Il secoue la tête, tandis que je me rends compte de son pantalon noir -ouf !- et de son t-shirt vert fluo -erk !-.
-Non, je suis passé dimanche et tu ne m'as pas perçu.
Nous échangeons nos expressions complices et je me sens pousser des ailes d'audace.
-Tu ne prends jamais de congés, toi ! Et, au fait, tu peux pas rendre ton code vestimentaire plus adapté à la vie sur terre ? Vous avez des goûts épouvantables, sur Aéris.
Il regarde le ciel deux secondes, puis se plaint :
-Que reproches-tu à ma tenue ? C'est la tendance, le fluo. Toi, par contre, quand tu t'habilles avec plein de noir et de couleurs sombres, j'ai de la peine pour toi. On dirait un deuil perpétuel.
-Alors, monsieur cher maître, sachez que le noir affine les silhouettes et est super class'. Le fluo, c'est réservé aux émogothiques et excentriques, tout ceux qui en portent ont l'air bizarre.
-Mais pour nous, le fluo est très utile.
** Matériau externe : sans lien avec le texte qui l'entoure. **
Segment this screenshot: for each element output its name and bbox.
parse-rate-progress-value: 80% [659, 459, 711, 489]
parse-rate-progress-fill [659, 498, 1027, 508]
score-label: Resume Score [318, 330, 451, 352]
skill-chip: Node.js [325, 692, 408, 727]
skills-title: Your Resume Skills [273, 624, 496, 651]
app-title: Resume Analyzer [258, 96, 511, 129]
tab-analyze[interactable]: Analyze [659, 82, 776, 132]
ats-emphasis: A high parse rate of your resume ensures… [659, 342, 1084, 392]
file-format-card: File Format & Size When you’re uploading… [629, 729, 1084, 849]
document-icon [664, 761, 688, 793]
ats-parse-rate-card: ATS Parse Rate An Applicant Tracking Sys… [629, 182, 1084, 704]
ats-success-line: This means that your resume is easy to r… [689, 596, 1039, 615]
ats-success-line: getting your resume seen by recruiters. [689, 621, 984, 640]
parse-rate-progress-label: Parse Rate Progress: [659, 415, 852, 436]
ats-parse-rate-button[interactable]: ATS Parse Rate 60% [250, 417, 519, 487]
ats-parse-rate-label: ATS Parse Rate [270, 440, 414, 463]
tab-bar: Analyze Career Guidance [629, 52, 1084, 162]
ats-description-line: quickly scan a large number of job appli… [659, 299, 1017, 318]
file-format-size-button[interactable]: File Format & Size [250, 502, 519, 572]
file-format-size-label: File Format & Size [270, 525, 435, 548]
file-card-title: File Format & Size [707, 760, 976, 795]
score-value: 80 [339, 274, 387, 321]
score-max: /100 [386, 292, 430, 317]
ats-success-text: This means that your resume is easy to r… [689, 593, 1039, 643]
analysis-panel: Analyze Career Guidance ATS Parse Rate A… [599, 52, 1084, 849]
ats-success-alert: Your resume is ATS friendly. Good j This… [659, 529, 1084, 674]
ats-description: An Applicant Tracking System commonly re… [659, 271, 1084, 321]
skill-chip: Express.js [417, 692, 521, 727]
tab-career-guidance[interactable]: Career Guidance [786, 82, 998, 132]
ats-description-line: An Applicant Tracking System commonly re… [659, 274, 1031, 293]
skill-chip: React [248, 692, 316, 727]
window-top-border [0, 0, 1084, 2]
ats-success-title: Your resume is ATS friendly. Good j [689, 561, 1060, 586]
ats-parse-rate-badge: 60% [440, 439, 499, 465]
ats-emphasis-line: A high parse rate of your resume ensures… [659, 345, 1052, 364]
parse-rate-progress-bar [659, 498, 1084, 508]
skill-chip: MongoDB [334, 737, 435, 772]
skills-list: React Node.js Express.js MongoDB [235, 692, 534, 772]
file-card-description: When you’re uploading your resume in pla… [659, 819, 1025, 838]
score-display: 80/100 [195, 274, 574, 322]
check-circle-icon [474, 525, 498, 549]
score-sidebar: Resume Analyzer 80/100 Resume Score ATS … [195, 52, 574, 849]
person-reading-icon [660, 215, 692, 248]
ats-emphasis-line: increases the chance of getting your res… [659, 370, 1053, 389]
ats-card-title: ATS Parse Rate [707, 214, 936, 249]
Il permet d'être plus vite repéré lors de nos réunifications. Et comme nous allons entamer les entrainements de pancrace aérien, il a son rôle à jouer.
Oh non, encore un terme technique... Pancréas je sais pas quoi... Je n'ose demander ce que c'est, il me le dira de toute manière une fois chez moi. Nous nous rendons dans mon jardin, au lieu de la chambre. Le lundi, ma mère rentre plus tard que les quatre autres jours de semaine, c'est le jour des réunions. Kaï s'en réjouit.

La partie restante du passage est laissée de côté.